The authors next searched for factors that could induce thrombospondin-1 expression in the stroma, and found that tumors apparently switch on thrombospondin-1 by secreting the protein prosaposin. Prosaposin activates p53, a transcription factor that is a potent tumor suppressor. P53, in turn, activates transcription of thrombospondin-1.

While the idea that cancer cells secrete a factor that keeps them from spreading may at first seem counterintuitive, Watnick said that the reason is probably to be found in the tumor's changing needs as it grows.

Prosaposin is a precursor protein that usually is cleaved into four smaller proteins. Those that are important for lipid hydrolysis - and tumors in the early growth stages are "critically dependent" on lipid hydrolysis for growth and energy, Watnick said. As tumors grow, their requirements change. Aggressive tumors are most likely the ones that find a way to turn off prosaposin once they become less dependent on lipid hydrolysis, he explained.

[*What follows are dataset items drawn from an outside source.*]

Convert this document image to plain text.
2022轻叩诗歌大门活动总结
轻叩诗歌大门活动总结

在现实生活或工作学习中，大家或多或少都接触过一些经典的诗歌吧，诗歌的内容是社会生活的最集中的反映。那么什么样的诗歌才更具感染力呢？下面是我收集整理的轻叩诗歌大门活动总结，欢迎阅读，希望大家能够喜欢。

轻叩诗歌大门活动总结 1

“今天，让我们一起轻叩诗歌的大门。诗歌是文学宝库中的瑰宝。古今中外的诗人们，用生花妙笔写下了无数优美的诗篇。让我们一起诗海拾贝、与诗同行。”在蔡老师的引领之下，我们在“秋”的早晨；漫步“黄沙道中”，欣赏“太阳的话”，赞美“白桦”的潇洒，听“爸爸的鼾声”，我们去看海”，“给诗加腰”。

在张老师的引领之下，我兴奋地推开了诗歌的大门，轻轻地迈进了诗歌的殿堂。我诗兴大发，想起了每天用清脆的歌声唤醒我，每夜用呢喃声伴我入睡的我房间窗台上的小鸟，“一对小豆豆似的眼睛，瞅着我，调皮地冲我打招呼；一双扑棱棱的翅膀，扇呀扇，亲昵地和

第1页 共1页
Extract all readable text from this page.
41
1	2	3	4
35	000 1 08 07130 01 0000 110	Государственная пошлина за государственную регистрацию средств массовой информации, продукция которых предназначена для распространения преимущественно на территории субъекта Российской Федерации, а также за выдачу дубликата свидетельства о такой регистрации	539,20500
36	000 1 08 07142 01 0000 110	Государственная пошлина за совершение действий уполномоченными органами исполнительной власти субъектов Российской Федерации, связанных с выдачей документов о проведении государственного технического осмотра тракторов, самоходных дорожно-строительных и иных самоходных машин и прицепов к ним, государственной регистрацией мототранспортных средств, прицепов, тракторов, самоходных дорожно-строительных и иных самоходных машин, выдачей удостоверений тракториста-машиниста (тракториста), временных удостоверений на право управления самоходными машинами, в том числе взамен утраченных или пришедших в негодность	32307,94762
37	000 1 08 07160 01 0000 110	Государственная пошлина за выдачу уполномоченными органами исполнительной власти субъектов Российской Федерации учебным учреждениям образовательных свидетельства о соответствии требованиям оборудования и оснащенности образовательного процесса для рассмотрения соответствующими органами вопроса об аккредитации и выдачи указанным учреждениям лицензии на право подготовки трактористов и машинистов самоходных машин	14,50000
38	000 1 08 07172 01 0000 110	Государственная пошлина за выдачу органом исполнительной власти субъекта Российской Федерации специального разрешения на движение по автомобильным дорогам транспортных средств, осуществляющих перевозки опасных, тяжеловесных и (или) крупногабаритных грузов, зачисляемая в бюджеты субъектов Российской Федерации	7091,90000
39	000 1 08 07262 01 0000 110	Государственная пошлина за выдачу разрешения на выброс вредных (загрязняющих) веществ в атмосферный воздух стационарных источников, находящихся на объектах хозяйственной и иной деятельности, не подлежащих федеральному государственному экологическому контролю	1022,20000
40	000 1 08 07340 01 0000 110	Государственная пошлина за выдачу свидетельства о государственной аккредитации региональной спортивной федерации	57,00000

Watnick and his colleagues are testing how general prosaposin's relationship to metastasis is; he said that levels of the protein are inversely correlated with metastatic potential in at least two other types of carcinomas, suggesting that a therapeutic approach based on prosaposin could be broadly useful - though not universally so. A report last year found that the protein does not affect the metastatic potential of skin cancers.

Watnick cautioned that much work remains to be done on the basic biology of prosaposin before it will be clear whether prosaposin, or the pathway it is a part of, would make a good antimetastatic agent. That said, he added, Harvard's technology transfer office is "always interested" in talking to industry about potential collaborations.

In a press release announcing the findings, Children's Hospital said that a patent had been filed on the discovery, and that "the hospital's Technology and Innovation Development Office is in active discussions to license prosaposin for commercial development."